3.  Taking Time for Myself. This includes making time for the gym, regular Girl’s Night Outs, and occasionally binge watching 30 Rock on Netlix, yes. More importantly (although those things are very important), it means continuing to care for myself and the larger health problems that contribute to my infertility. After I my childlessness was cured, I was so relieved to not be thinking about fertility treatments anymore, and not deciding how to build our family anymore, that I actively ignored my PCOS and endometriosis for many months. This was not healthy, I know this now. Being a mother didn’t make my health challenges go away, and neither did ignoring them. Getting back to the doctor and coming up with a plan for how to care for post-infertility, which also happens to be mommy-me, greatly improved my energy, stress levels, and overall health.

4.  Talking about it.  Almost every time I decide to be brave in a group and open my mouth about being infertile, someone in the room focuses in and sighs with relief, “Me too.” Some of the most impactful conversations I’ve had in life have started here. Not talking about infertility perpetuates the feeling that it’s something to be ashamed of.

5.  Finding a community. After realizing the benefit of talking about my infertility, I knew I had to do it more. A friend recently told me that when we met for the first time—while I was becoming licensed to be a foster parent—I gave her a 30 second rundown of my fertility and parenthood status immediately after telling her my name. I was clearly on the lookout for people who got it, who shared out experience. Having friends who understand the struggle with infertility, who have also adopted, or who are foster parents has been so healing. I may not have anything to contribute when conversations turn to pregnancy and birth, but knowing that I have someone to call when I find out I need surgery for my endometriosis or to discuss our new case worker is invaluable.
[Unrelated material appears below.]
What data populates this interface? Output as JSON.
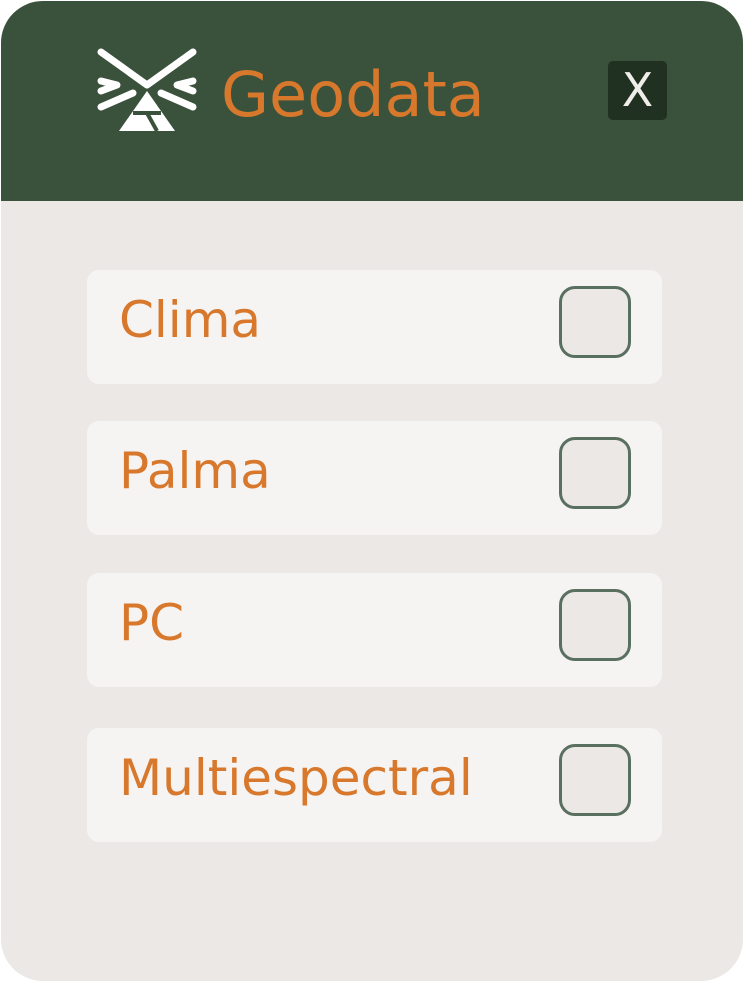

6.  Refusing to dwell on “why.” It’s so easy to wonder why someone else can get pregnant and why I can’t, or why my children had to go through what they did. I have realized that constantly asking why isn’t productive, and the circles it sends me in won’t bring answers.

7.  Not feeling guilty for needing to grieve my fertility. I am now, miraculously and thankfully, mother to four beautiful children. They have a safe home to call their own, and our family is happy. I am still infertile. It has taken so much for me to accept that I am allowed to grieve my own fertility despite having a beautiful family—that it isn’t selfish, and it doesn’t mean I’m not endlessly thankful for my children. It’s mourning the experience of pregnancy and learning to accept and love myself.

Have you experienced infertility? What has helped you grieve?